The U.S. Supreme Court’s forthcoming decision, expected in June, in Janus v. American Federation of State, County and Municipal Employees, Council 31, is one of the most eagerly anticipated rulings this year. Even representatives of the Roman Catholic hierarchy in the U.S. have weighed in—although not all of the bishops are happy about the position they’ve taken.

At issue is the legal status of mandatory union dues for blatant political activity. Mark Janus, a child-support specialist at the Illinois Department of Healthcare and Family Services, is suing the union that represents him because he doesn’t think he should be forced to pay dues to a union he feels does not represent his interests. Currently, in a “closed shop” state like Illinois, Janus has no choice.

Employees cannot be required to support their union’s political spending, the Supreme Court ruled in its 1977 Abood v. Detroit Board of Education decision. But workers can be compelled to pay “agency,” or “fair share,” fees to cover a union’s costs for collective bargaining and grievance arbitration. Hopefully, the Janus decision will clarify, once and for all, what constitutes unlawful political spending.

To be sure, unions still commonly endorse political candidates with coerced dues. Moreover, for public-sector unions, even collective bargaining is inherently political, since compensation and staffing levels affect taxpayers and thus constitute compelled speech that violates employees’ First Amendment rights.

Justice Anthony Kennedy nailed it when he asserted, during oral arguments before the court in February, “What we’re talking about here is compelled justification and compelled subsidization of a private party, a private party that expresses political views constantly.”

Kennedy also harshly questioned the Illinois solicitor general. The union, he asked, “can be a partner with you [the state] in advocating for a greater size workforce, against privatization, against merit promotion, for teacher tenure, for higher wages, for massive government, for increasing bonded indebtedness, for increasing taxes? That’s the interest the state has? Doesn’t it blinker reality to deny that that is what’s happening here?”

Constitutional issues aside, the bottom line for unions is that forcing the rank and file to pay dues pads their coffers and thus expands their political influence. An adverse decision would erode union membership, hastening a decades-long decline.

Fifty years ago, nearly a third of U.S. workers belonged to a union, but membership has hit a record low of 10.7 percent for the past two years. The Janus case is significant because 34.4 percent of public-sector workers remain unionized, compared to just 6.5 percent in the private sector.

A ruling in favor of Janus would effectively prohibit all states from making union membership (and thus the payment of union dues) a condition of public-sector employment, letting all public employees cut off the union as if they lived in a right to work state.

But organized labor has an ally in the U.S. Conference of Catholic Bishops, which filed an amicus, or friend-of-the-court, brief in favor of the union. The clerical group contends that Catholic social doctrine favors workers’ right to organize for the protection of the vulnerable, and that right-to-work laws weaken this union power.

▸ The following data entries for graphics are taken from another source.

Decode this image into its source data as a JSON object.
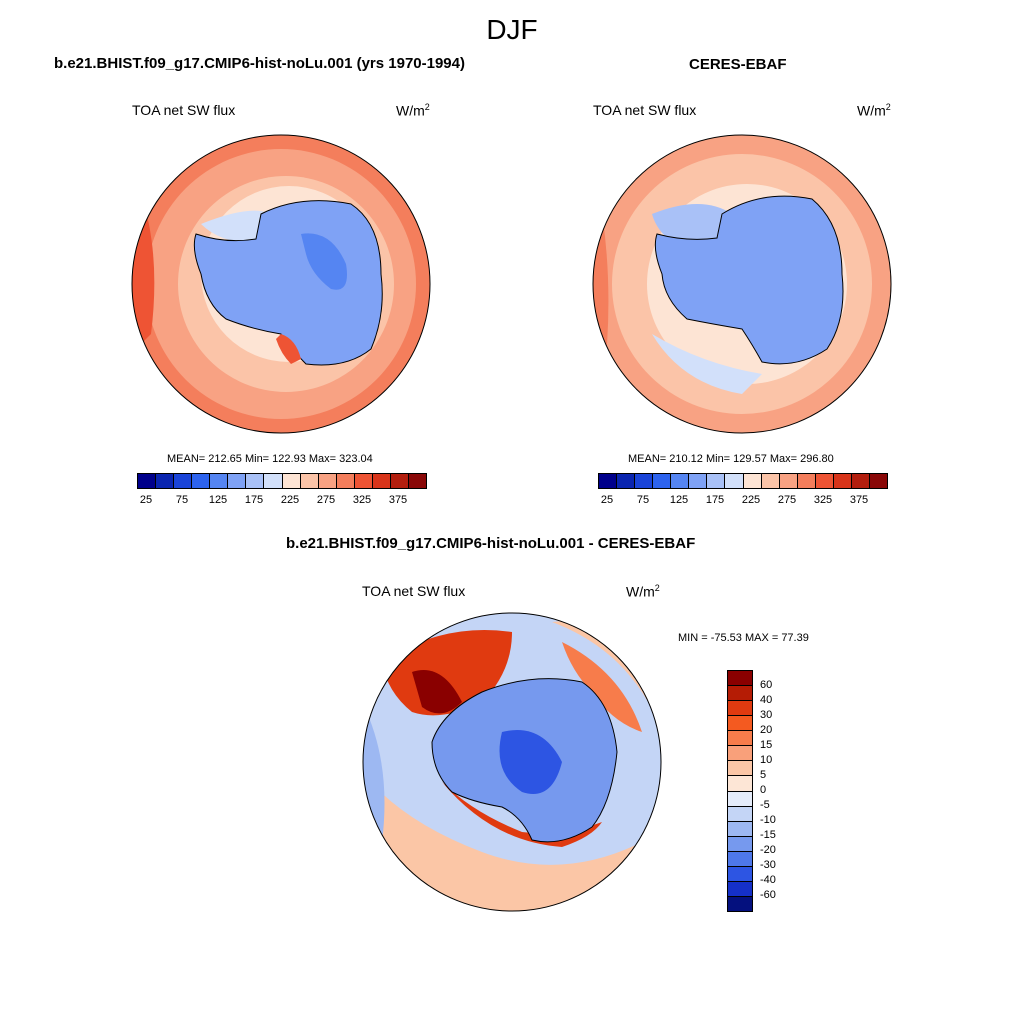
{
  "title": "DJF",
  "panels": {
    "model": {
      "title": "b.e21.BHIST.f09_g17.CMIP6-hist-noLu.001 (yrs 1970-1994)",
      "variable": "TOA net SW flux",
      "units": "W/m",
      "units_sup": "2",
      "stats": "MEAN= 212.65  Min= 122.93  Max= 323.04"
    },
    "obs": {
      "title": "CERES-EBAF",
      "variable": "TOA net SW flux",
      "units": "W/m",
      "units_sup": "2",
      "stats": "MEAN= 210.12  Min= 129.57  Max= 296.80"
    },
    "diff": {
      "title": "b.e21.BHIST.f09_g17.CMIP6-hist-noLu.001 - CERES-EBAF",
      "variable": "TOA net SW flux",
      "units": "W/m",
      "units_sup": "2",
      "stats": "MIN = -75.53 MAX =  77.39"
    }
  },
  "colorbar_abs": {
    "colors": [
      "#00008b",
      "#0a25b0",
      "#1a44d8",
      "#2d63ee",
      "#5585f2",
      "#7fa2f5",
      "#a9c1f7",
      "#d2e0fa",
      "#fde4d4",
      "#fbc4a8",
      "#f8a283",
      "#f47e5c",
      "#ee5434",
      "#d8341a",
      "#b31e0e",
      "#8a0808"
    ],
    "ticks": [
      "25",
      "75",
      "125",
      "175",
      "225",
      "275",
      "325",
      "375"
    ]
  },
  "colorbar_diff": {
    "colors": [
      "#8a0000",
      "#b51c05",
      "#e03a10",
      "#f45a20",
      "#f77c4b",
      "#f9a07a",
      "#fbc6a6",
      "#fde6d6",
      "#e5ecfa",
      "#c4d5f6",
      "#9db8f2",
      "#7699ee",
      "#4e78ea",
      "#2d55e3",
      "#1530c8",
      "#04107e"
    ],
    "ticks": [
      "60",
      "40",
      "30",
      "20",
      "15",
      "10",
      "5",
      "0",
      "-5",
      "-10",
      "-15",
      "-20",
      "-30",
      "-40",
      "-60"
    ]
  }
}
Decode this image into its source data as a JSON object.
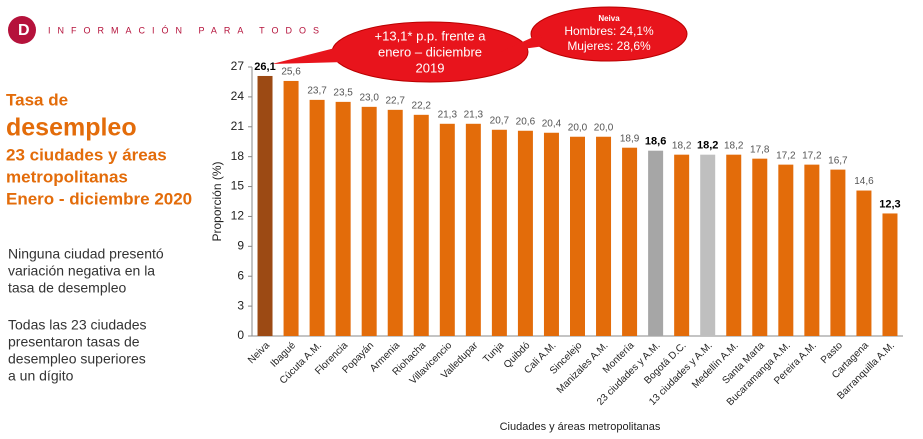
{
  "header": {
    "brand": "INFORMACIÓN PARA TODOS"
  },
  "side": {
    "title_lines": [
      "Tasa de",
      "desempleo",
      "23 ciudades y áreas",
      "metropolitanas",
      "Enero - diciembre 2020"
    ],
    "note_1": [
      "Ninguna ciudad presentó",
      "variación negativa en la",
      "tasa de desempleo"
    ],
    "note_2": [
      "Todas las 23 ciudades",
      "presentaron tasas de",
      "desempleo superiores",
      "a un dígito"
    ]
  },
  "callouts": {
    "national": [
      "+13,1* p.p. frente a",
      "enero – diciembre",
      "2019"
    ],
    "neiva": {
      "title": "Neiva",
      "lines": [
        "Hombres: 24,1%",
        "Mujeres: 28,6%"
      ]
    }
  },
  "chart_data": {
    "type": "bar",
    "x_label": "Ciudades y áreas metropolitanas",
    "y_label": "Proporción (%)",
    "categories": [
      "Neiva",
      "Ibagué",
      "Cúcuta A.M.",
      "Florencia",
      "Popayán",
      "Armenia",
      "Riohacha",
      "Villavicencio",
      "Valledupar",
      "Tunja",
      "Quibdó",
      "Cali A.M.",
      "Sincelejo",
      "Manizales A.M.",
      "Montería",
      "23 ciudades y A.M.",
      "Bogotá  D.C.",
      "13 ciudades y A.M.",
      "Medellín A.M.",
      "Santa Marta",
      "Bucaramanga A.M.",
      "Pereira A.M.",
      "Pasto",
      "Cartagena",
      "Barranquilla A.M."
    ],
    "values": [
      26.1,
      25.6,
      23.7,
      23.5,
      23.0,
      22.7,
      22.2,
      21.3,
      21.3,
      20.7,
      20.6,
      20.4,
      20.0,
      20.0,
      18.9,
      18.6,
      18.2,
      18.2,
      18.2,
      17.8,
      17.2,
      17.2,
      16.7,
      14.6,
      12.3
    ],
    "value_labels": [
      "26,1",
      "25,6",
      "23,7",
      "23,5",
      "23,0",
      "22,7",
      "22,2",
      "21,3",
      "21,3",
      "20,7",
      "20,6",
      "20,4",
      "20,0",
      "20,0",
      "18,9",
      "18,6",
      "18,2",
      "18,2",
      "18,2",
      "17,8",
      "17,2",
      "17,2",
      "16,7",
      "14,6",
      "12,3"
    ],
    "colors": [
      "#9c4a14",
      "#e36c0a",
      "#e36c0a",
      "#e36c0a",
      "#e36c0a",
      "#e36c0a",
      "#e36c0a",
      "#e36c0a",
      "#e36c0a",
      "#e36c0a",
      "#e36c0a",
      "#e36c0a",
      "#e36c0a",
      "#e36c0a",
      "#e36c0a",
      "#a6a6a6",
      "#e36c0a",
      "#bfbfbf",
      "#e36c0a",
      "#e36c0a",
      "#e36c0a",
      "#e36c0a",
      "#e36c0a",
      "#e36c0a",
      "#e36c0a"
    ],
    "label_bold": [
      true,
      false,
      false,
      false,
      false,
      false,
      false,
      false,
      false,
      false,
      false,
      false,
      false,
      false,
      false,
      true,
      false,
      true,
      false,
      false,
      false,
      false,
      false,
      false,
      true
    ],
    "ylim": [
      0,
      27
    ],
    "yticks": [
      0,
      3,
      6,
      9,
      12,
      15,
      18,
      21,
      24,
      27
    ]
  }
}
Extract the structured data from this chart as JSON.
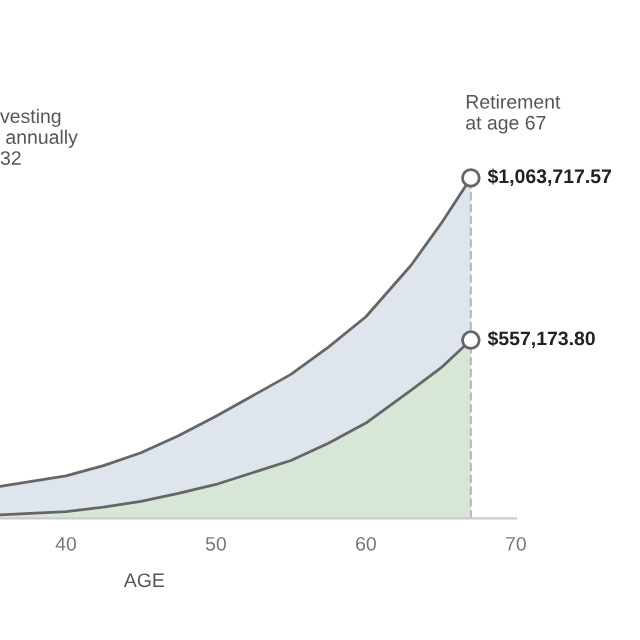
{
  "chart_data": {
    "type": "area",
    "ylim": [
      0,
      1063717.57
    ],
    "xlabel": "AGE",
    "annotations": [
      "vesting\n annually\n32"
    ],
    "x": [
      35.6,
      40,
      42.5,
      45,
      47.5,
      50,
      55,
      57.5,
      60,
      63,
      65,
      67
    ],
    "series": [
      {
        "color": "#dfe5ec",
        "values": [
          100000,
          133000,
          165000,
          205000,
          258000,
          319000,
          450000,
          535000,
          630000,
          790000,
          920000,
          1063717.57
        ],
        "value_labels": [
          null,
          null,
          null,
          null,
          null,
          null,
          null,
          null,
          null,
          null,
          null,
          "$1,063,717.57"
        ]
      },
      {
        "color": "#d8e6d8",
        "values": [
          11000,
          21000,
          35000,
          53000,
          78000,
          106000,
          181000,
          235000,
          298000,
          400000,
          470000,
          557173.8
        ],
        "value_labels": [
          null,
          null,
          null,
          null,
          null,
          null,
          null,
          null,
          null,
          null,
          null,
          "$557,173.80"
        ]
      }
    ],
    "xlim": [
      35.6,
      70
    ],
    "xticks": [
      40,
      50,
      60,
      70
    ],
    "ref_lines": [
      {
        "axis": "x",
        "value": 67,
        "label": "Retirement\nat age 67",
        "color": "#bbbbbb",
        "line_style": "dashed"
      }
    ],
    "grid": false,
    "legend": false
  }
}
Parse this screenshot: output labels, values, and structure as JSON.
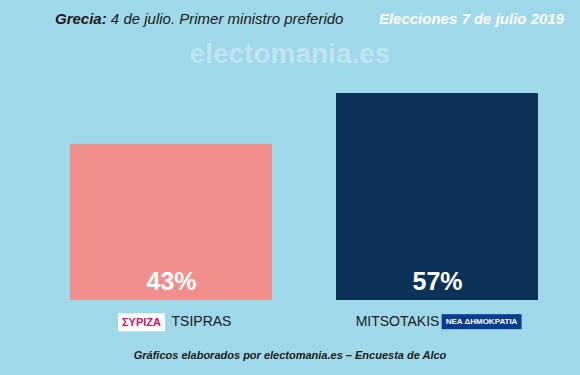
{
  "chart_data": {
    "type": "bar",
    "title": "Grecia: 4 de julio. Primer ministro preferido",
    "subtitle": "Elecciones 7 de julio 2019",
    "caption": "Gráficos elaborados por electomania.es – Encuesta de Alco",
    "watermark": "electomania.es",
    "categories": [
      "TSIPRAS",
      "MITSOTAKIS"
    ],
    "parties": [
      "ΣΥΡΙΖΑ",
      "ΝΕΑ ΔΗΜΟΚΡΑΤΙΑ"
    ],
    "values": [
      43,
      57
    ],
    "value_labels": [
      "43%",
      "57%"
    ],
    "colors": [
      "#f08f8c",
      "#0c3259"
    ],
    "ylim": [
      0,
      57
    ],
    "data_labels": true,
    "tick_labels": false
  }
}
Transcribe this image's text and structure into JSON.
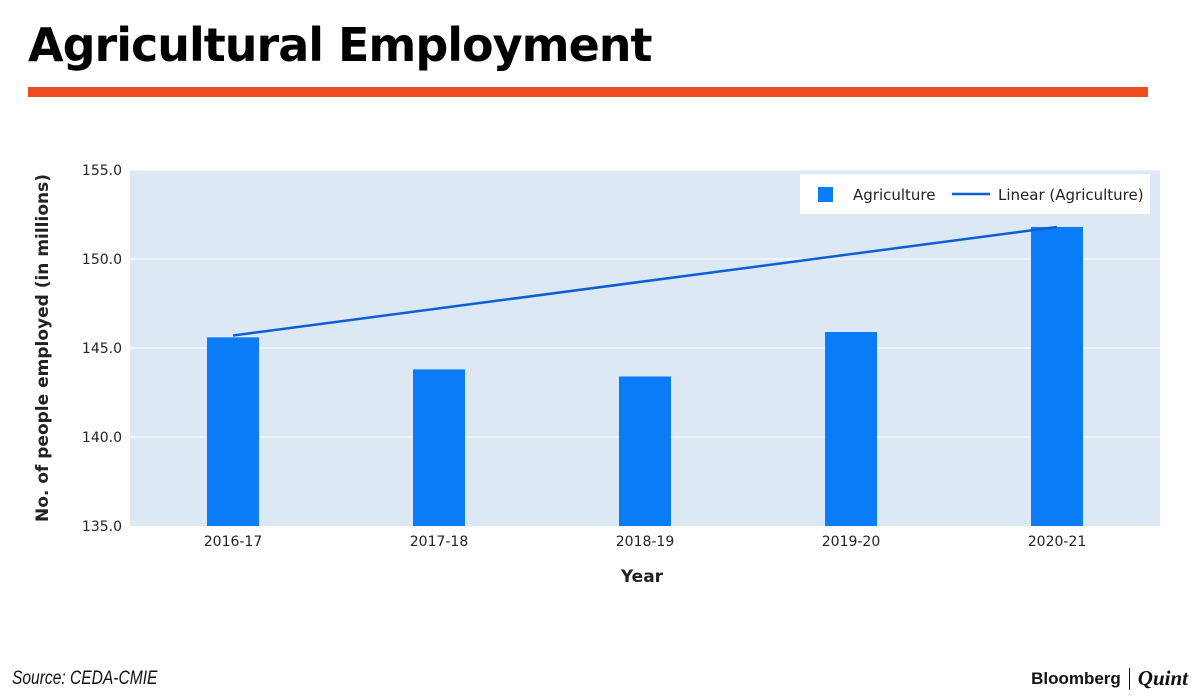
{
  "header": {
    "title": "Agricultural Employment"
  },
  "chart_data": {
    "type": "bar",
    "categories": [
      "2016-17",
      "2017-18",
      "2018-19",
      "2019-20",
      "2020-21"
    ],
    "series": [
      {
        "name": "Agriculture",
        "kind": "bar",
        "values": [
          145.6,
          143.8,
          143.4,
          145.9,
          151.8
        ]
      },
      {
        "name": "Linear (Agriculture)",
        "kind": "line",
        "start": 145.7,
        "end": 151.8
      }
    ],
    "xlabel": "Year",
    "ylabel": "No. of people employed (in millions)",
    "ylim": [
      135,
      155
    ],
    "yticks": [
      "135.0",
      "140.0",
      "145.0",
      "150.0",
      "155.0"
    ],
    "legend_position": "top-right",
    "colors": {
      "bar": "#0a7cf7",
      "trend": "#0a5fd8",
      "plot_bg": "#dde8f5",
      "grid": "#ffffff"
    }
  },
  "footer": {
    "source": "Source: CEDA-CMIE",
    "brand_primary": "Bloomberg",
    "brand_secondary": "Quint"
  }
}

But not all Catholics agree. The USCCB legal brief cannot even be construed as representing a majority of American bishops.

“In fact, no vote was taken on whether to file such a brief,” writes Bishop Thomas John Paprocki of the Diocese of Springfield, Ill., which happens to be where the Janus case originated. “While church teaching clearly supports freedom of association and the right to form and join a union, it does not mandate coercing people to join a union or pay dues against their will.”

The USCCB’s brief also complained that a court ruling in favor of Janus would diminish Catholic bishops’ efforts to debate the merits of right-to-work provisions in various states by effectively rendering its advocacy efforts moot, since states could no longer enforce “closed shop” union arrangements or oppose right-to-work arrangements, as the USCCB presumably wishes.

But if the union rules the Church supports are coercive and violate workers’ constitutional rights, then prohibiting such infringements clearly must take precedence over letting the Church score some debate points later.

The Catholic Church can continue to support workers’ right to organize without supporting compelled speech or government favoritism toward unions. It should also support, and with equal fervor, a worker’s right not to be associated with, or be forced to provide financial support to, a union the worker feels doesn’t represent his or her interests or beliefs. So, too, should the Supreme Court.